Essas experiências, por mais desconcertantes que sejam, ocorrem com mais frequência do que imaginamos e, às vezes, passam despercebidas. Julia Shaw, uma psicóloga do University College de Londres, afirma com convicção que todos nós temos memórias falsas, mesmo aqueles que acreditam possuir a memória mais precisa do mundo.
As memórias autobiográficas, que abrigam nossas vivências repletas de detalhes sensoriais, como sensações, pensamentos, emoções e sonhos intensos, são um terreno traiçoeiro. Recordar uma experiência própria não se resume a acessar uma área isolada do cérebro, mas sim a conectar uma vasta rede de neurônios, criando uma teia complexa que engloba as diferentes sensações.
No entanto, Shaw nos adverte que as memórias não são registros precisos do passado, como frequentemente imaginamos. Estudos científicos já demonstraram que nossa capacidade de lembrar é inerentemente falha e raramente guarda relação com eventos que podem ser verificados. As recordações, conforme Jorge Luis Borges, o célebre escritor argentino, compreendeu, são realidades dinâmicas, mutantes e imprecisas.
Se somos feitos de memórias e nossas memórias são tão pouco confiáveis, surge a dúvida: somos feitos de mentiras? De certa forma, sim. No entanto, essa constatação não deveria nos preocupar. Nossa mente não existe apenas para registrar o passado de forma precisa, mas sim para navegar pelo presente e projetar o futuro.
As memórias são como bonecos de argila que nunca secam. Cada vez que as tocamos, as remodelamos, criando versões diferentes a cada nova lembrança. Mudamos partes, esquecemos algumas, emprestamos recordações de outras fontes. O intrigante é que não temos acesso à versão original, apenas à versão mais recente que construímos.
O trabalho de Julia Shaw ganhou notoriedade por seu experimento durante o doutorado, onde demonstrou como um grupo de estudantes pôde criar memórias falsas com relatos impressionantes. Sob sua orientação, os estudantes descreveram atos criminosos que nunca aconteceram, após apenas três sessões de manipulação.
Porém, a fragilidade da nossa memória e a influência que terceiros exercem sobre ela têm implicações profundas na justiça. A linguagem usada para descrever eventos pode distorcer a forma como os recordamos. Perguntas capciosas podem deturpar declarações em interrogatórios policiais e nos depoimentos de testemunhas. Este fenômeno torna o trabalho de especialistas como Julia Shaw essencial na revisão de casos judiciais.

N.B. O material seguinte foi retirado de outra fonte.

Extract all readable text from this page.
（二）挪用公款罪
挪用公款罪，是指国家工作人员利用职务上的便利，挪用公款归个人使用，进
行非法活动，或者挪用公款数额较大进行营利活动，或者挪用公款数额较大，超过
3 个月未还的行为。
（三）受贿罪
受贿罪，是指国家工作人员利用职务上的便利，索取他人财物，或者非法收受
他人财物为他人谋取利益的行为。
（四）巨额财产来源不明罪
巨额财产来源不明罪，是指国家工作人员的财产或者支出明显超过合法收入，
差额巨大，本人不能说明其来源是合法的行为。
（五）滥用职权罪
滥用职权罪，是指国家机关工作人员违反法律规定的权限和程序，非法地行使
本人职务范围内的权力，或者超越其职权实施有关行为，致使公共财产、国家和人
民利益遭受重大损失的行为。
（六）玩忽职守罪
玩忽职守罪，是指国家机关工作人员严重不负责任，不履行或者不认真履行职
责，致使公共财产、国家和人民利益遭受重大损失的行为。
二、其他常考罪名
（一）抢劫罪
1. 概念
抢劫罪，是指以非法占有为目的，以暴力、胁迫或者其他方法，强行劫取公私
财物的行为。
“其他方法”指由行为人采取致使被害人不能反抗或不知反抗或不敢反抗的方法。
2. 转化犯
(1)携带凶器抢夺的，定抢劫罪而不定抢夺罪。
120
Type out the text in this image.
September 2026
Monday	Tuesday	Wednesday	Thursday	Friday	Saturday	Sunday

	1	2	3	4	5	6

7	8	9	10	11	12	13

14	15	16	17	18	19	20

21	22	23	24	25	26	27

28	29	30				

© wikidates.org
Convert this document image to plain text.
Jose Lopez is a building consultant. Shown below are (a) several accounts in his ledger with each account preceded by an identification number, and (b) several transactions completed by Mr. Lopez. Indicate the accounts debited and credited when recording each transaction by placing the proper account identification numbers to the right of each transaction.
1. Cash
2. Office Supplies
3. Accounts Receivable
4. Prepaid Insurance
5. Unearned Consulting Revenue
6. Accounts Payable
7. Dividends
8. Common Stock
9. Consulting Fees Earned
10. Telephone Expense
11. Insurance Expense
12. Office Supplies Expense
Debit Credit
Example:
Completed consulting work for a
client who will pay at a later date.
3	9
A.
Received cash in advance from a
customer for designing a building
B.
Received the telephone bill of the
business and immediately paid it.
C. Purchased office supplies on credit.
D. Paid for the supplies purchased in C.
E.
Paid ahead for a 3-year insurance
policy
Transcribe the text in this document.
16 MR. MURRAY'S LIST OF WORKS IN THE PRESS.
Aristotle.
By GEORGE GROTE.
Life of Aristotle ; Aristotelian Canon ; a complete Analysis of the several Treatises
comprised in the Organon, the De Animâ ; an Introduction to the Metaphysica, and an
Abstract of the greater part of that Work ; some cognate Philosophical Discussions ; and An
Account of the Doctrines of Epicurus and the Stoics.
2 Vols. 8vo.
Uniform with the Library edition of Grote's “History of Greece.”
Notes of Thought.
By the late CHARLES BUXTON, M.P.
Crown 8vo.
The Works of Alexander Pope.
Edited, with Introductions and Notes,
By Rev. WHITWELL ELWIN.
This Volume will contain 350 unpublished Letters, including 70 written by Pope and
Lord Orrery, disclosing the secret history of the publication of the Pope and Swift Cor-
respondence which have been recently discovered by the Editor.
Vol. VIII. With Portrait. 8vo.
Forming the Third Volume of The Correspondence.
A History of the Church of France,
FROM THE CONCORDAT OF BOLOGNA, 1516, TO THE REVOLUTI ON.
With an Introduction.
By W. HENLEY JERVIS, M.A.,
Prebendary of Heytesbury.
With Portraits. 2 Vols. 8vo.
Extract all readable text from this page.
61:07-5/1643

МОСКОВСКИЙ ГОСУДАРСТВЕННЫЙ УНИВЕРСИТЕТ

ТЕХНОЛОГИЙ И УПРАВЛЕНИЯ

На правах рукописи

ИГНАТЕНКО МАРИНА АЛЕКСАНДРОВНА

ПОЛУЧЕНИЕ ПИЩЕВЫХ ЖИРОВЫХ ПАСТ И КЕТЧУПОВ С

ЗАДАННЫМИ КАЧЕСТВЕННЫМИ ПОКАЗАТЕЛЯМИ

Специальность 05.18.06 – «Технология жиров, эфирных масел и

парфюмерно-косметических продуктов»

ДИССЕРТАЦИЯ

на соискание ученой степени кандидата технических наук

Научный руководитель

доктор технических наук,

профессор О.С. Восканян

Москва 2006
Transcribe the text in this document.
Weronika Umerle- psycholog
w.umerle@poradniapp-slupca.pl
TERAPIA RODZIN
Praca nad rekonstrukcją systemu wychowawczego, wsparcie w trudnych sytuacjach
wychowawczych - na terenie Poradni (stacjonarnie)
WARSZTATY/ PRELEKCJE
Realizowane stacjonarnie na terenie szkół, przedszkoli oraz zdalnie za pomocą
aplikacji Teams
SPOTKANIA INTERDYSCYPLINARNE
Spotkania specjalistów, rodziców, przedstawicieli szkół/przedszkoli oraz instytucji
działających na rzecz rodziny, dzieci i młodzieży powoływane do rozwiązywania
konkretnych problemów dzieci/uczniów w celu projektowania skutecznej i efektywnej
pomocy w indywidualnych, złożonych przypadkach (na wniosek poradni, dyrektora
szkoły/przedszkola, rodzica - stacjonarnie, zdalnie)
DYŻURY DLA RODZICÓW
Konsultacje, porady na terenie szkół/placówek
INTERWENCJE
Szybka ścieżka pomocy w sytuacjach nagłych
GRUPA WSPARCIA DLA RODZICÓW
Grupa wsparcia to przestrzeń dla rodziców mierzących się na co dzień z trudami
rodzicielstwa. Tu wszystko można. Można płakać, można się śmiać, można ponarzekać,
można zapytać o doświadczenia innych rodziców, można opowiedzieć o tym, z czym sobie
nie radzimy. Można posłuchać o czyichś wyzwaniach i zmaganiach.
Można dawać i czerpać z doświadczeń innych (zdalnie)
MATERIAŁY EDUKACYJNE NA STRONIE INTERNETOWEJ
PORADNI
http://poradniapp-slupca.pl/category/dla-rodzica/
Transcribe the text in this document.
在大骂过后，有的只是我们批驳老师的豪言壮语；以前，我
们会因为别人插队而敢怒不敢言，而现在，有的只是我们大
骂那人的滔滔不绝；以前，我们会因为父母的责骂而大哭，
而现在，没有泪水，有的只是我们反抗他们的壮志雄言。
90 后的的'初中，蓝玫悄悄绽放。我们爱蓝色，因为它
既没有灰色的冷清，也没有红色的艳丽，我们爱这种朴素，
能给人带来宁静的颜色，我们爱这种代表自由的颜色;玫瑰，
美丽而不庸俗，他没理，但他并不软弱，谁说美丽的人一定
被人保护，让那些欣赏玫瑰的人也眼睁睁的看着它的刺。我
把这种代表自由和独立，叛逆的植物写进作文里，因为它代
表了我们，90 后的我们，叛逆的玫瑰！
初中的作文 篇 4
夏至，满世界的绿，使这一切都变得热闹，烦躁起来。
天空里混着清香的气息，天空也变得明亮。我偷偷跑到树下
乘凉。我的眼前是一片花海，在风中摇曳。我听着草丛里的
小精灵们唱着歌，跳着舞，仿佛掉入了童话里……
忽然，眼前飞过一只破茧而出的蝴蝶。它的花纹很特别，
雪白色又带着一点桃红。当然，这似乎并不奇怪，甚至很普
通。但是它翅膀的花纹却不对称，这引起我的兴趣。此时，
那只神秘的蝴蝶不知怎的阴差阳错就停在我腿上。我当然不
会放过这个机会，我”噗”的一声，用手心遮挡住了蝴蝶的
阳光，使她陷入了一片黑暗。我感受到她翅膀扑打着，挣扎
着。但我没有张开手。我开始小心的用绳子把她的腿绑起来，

Shaw enfatiza que compreender como nossas memórias são frágeis e suscetíveis à manipulação ajuda a evitar erros judiciais. O questionamento de memórias nos tribunais pode gerar dúvidas razoáveis e, em sistemas legais, a prova da acusação deve estar além de dúvidas razoáveis para sustentar uma condenação.
Apesar dos benefícios da ciência das memórias falsas, é importante usá-la com responsabilidade. Em casos delicados, como delitos sexuais, é necessário considerar o impacto que questionar as memórias das vítimas pode ter. Educar o público sobre como as memórias podem ser frágeis e manipuladas é fundamental.
Recomenda-se que, em situações importantes, as pessoas mantenham registros externos de suas memórias, para entender como elas podem mudar ao longo do tempo e preservá-las da melhor forma possível.